Ein Klugscheisserle ;-)
In anderen postings wird dann der Industrie vorgeworfen, daß sie doch die Brenner billig auf den Markt schmeißen und sich dann beschweren, daß immer mehr Spiele gebrannt werden. HALLO??? Sind wir hier in nem Kindergarten? Was hat denn z. B. Ubi Soft oder EA mit Brennern zu tun? Entwickeln und verkaufen die jetzt auch schon Brenner? Meine Fresse, die Argumente hier sind erbärmlich! So langsam wirds richtig albern.

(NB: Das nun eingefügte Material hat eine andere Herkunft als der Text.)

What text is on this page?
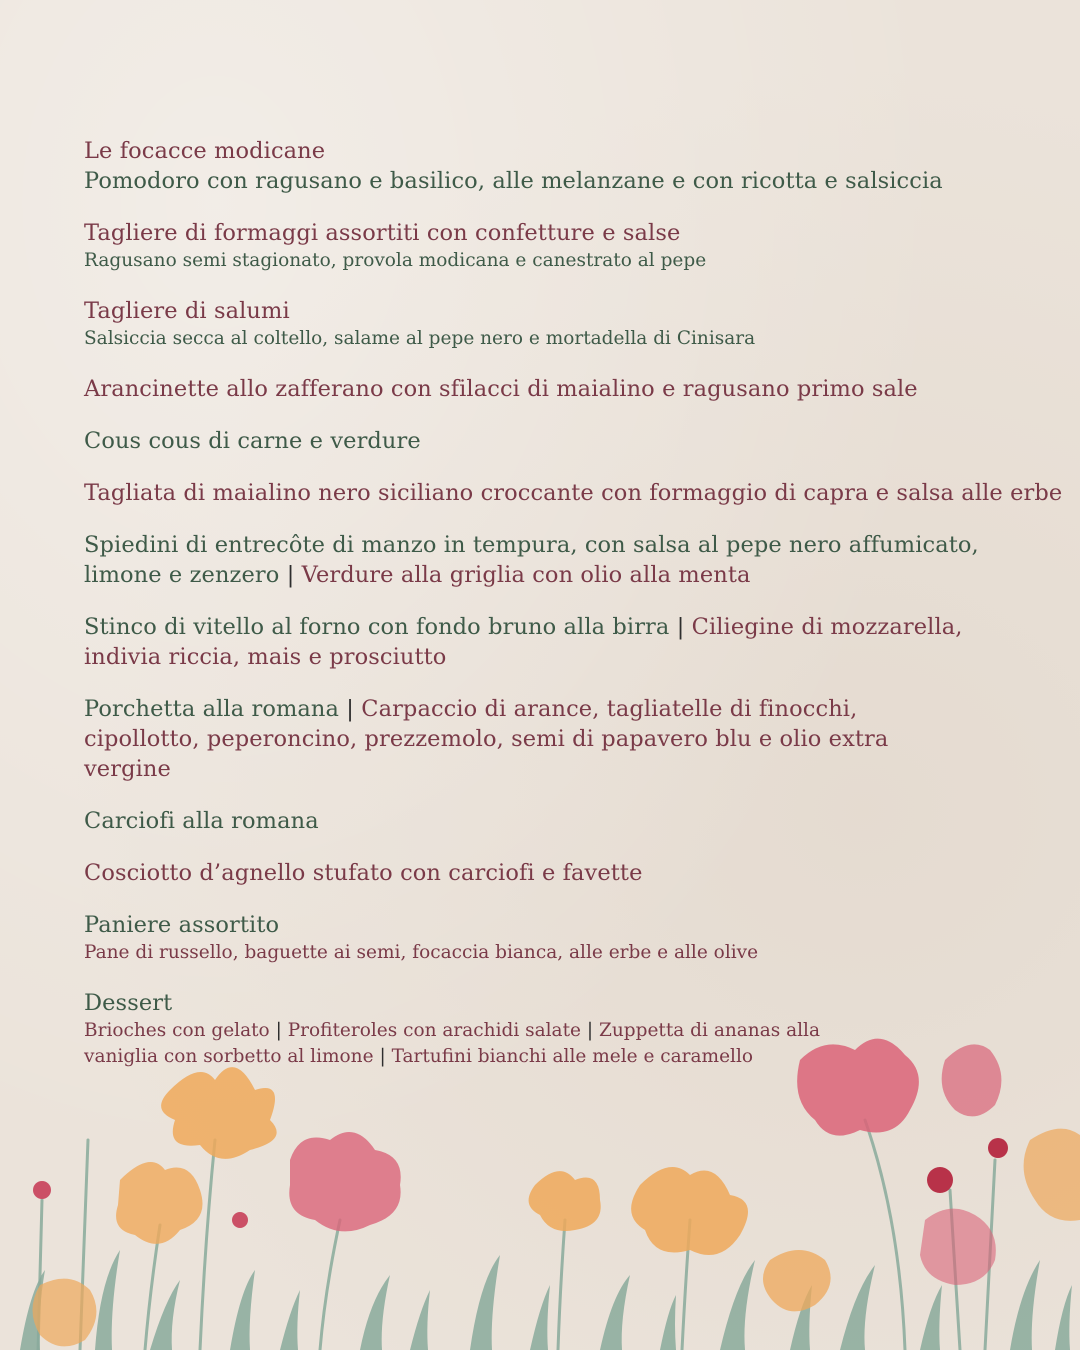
Le focacce modicane
Pomodoro con ragusano e basilico, alle melanzane e con ricotta e salsiccia
Tagliere di formaggi assortiti con confetture e salse
Ragusano semi stagionato, provola modicana e canestrato al pepe
Tagliere di salumi
Salsiccia secca al coltello, salame al pepe nero e mortadella di Cinisara
Arancinette allo zafferano con sfilacci di maialino e ragusano primo sale
Cous cous di carne e verdure
Tagliata di maialino nero siciliano croccante con formaggio di capra e salsa alle erbe
Spiedini di entrecôte di manzo in tempura, con salsa al pepe nero affumicato, limone e zenzero | Verdure alla griglia con olio alla menta
Stinco di vitello al forno con fondo bruno alla birra | Ciliegine di mozzarella, indivia riccia, mais e prosciutto
Porchetta alla romana | Carpaccio di arance, tagliatelle di finocchi, cipollotto, peperoncino, prezzemolo, semi di papavero blu e olio extra vergine
Carciofi alla romana
Cosciotto d’agnello stufato con carciofi e favette
Paniere assortito
Pane di russello, baguette ai semi, focaccia bianca, alle erbe e alle olive
Dessert
Brioches con gelato | Profiteroles con arachidi salate | Zuppetta di ananas alla
vaniglia con sorbetto al limone | Tartufini bianchi alle mele e caramello
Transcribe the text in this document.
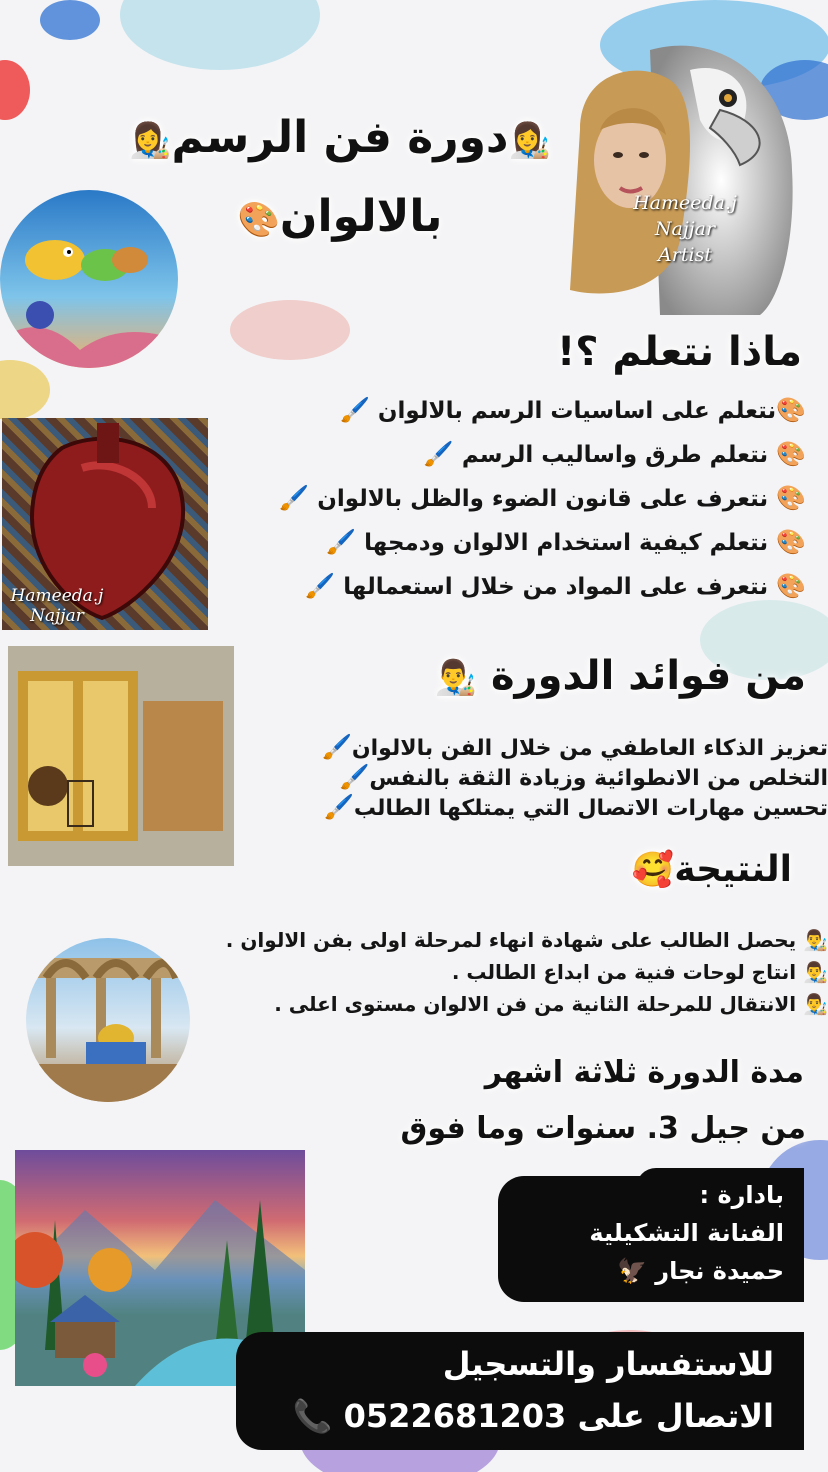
👩‍🎨دورة فن الرسم👩‍🎨
بالالوان🎨	Hameeda.j
Najjar
Artist
ماذا نتعلم ؟!
🎨نتعلم على اساسيات الرسم بالالوان 🖌️
🎨 نتعلم طرق واساليب الرسم 🖌️
🎨 نتعرف على قانون الضوء والظل بالالوان 🖌️
🎨 نتعلم كيفية استخدام الالوان ودمجها 🖌️
🎨 نتعرف على المواد من خلال استعمالها 🖌️
Hameeda.j
Najjar
من فوائد الدورة 👨‍🎨
تعزيز الذكاء العاطفي من خلال الفن بالالوان🖌️
التخلص من الانطوائية وزيادة الثقة بالنفس🖌️
تحسين مهارات الاتصال التي يمتلكها الطالب🖌️
النتيجة🥰
👨‍🎨 يحصل الطالب على شهادة انهاء لمرحلة اولى بفن الالوان .
👨‍🎨 انتاج لوحات فنية من ابداع الطالب .
👨‍🎨 الانتقال للمرحلة الثانية من فن الالوان مستوى اعلى .
مدة الدورة ثلاثة اشهر
من جيل 3. سنوات وما فوق
بادارة :
الفنانة التشكيلية
حميدة نجار 🦅
للاستفسار والتسجيل
الاتصال على 0522681203 📞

Mit der Wirtschaft geht es halt bergab und das Geld in den Haushalten wird immer knapper, da wird halt als erstes an Artikel die nicht zum Leben notwendig sind, gespart. Da die Industrie das aber nicht wahrhaben will, steigert man kurzerhand die Preise und... fällt hoffentlich damit richtig auf die Schnauze.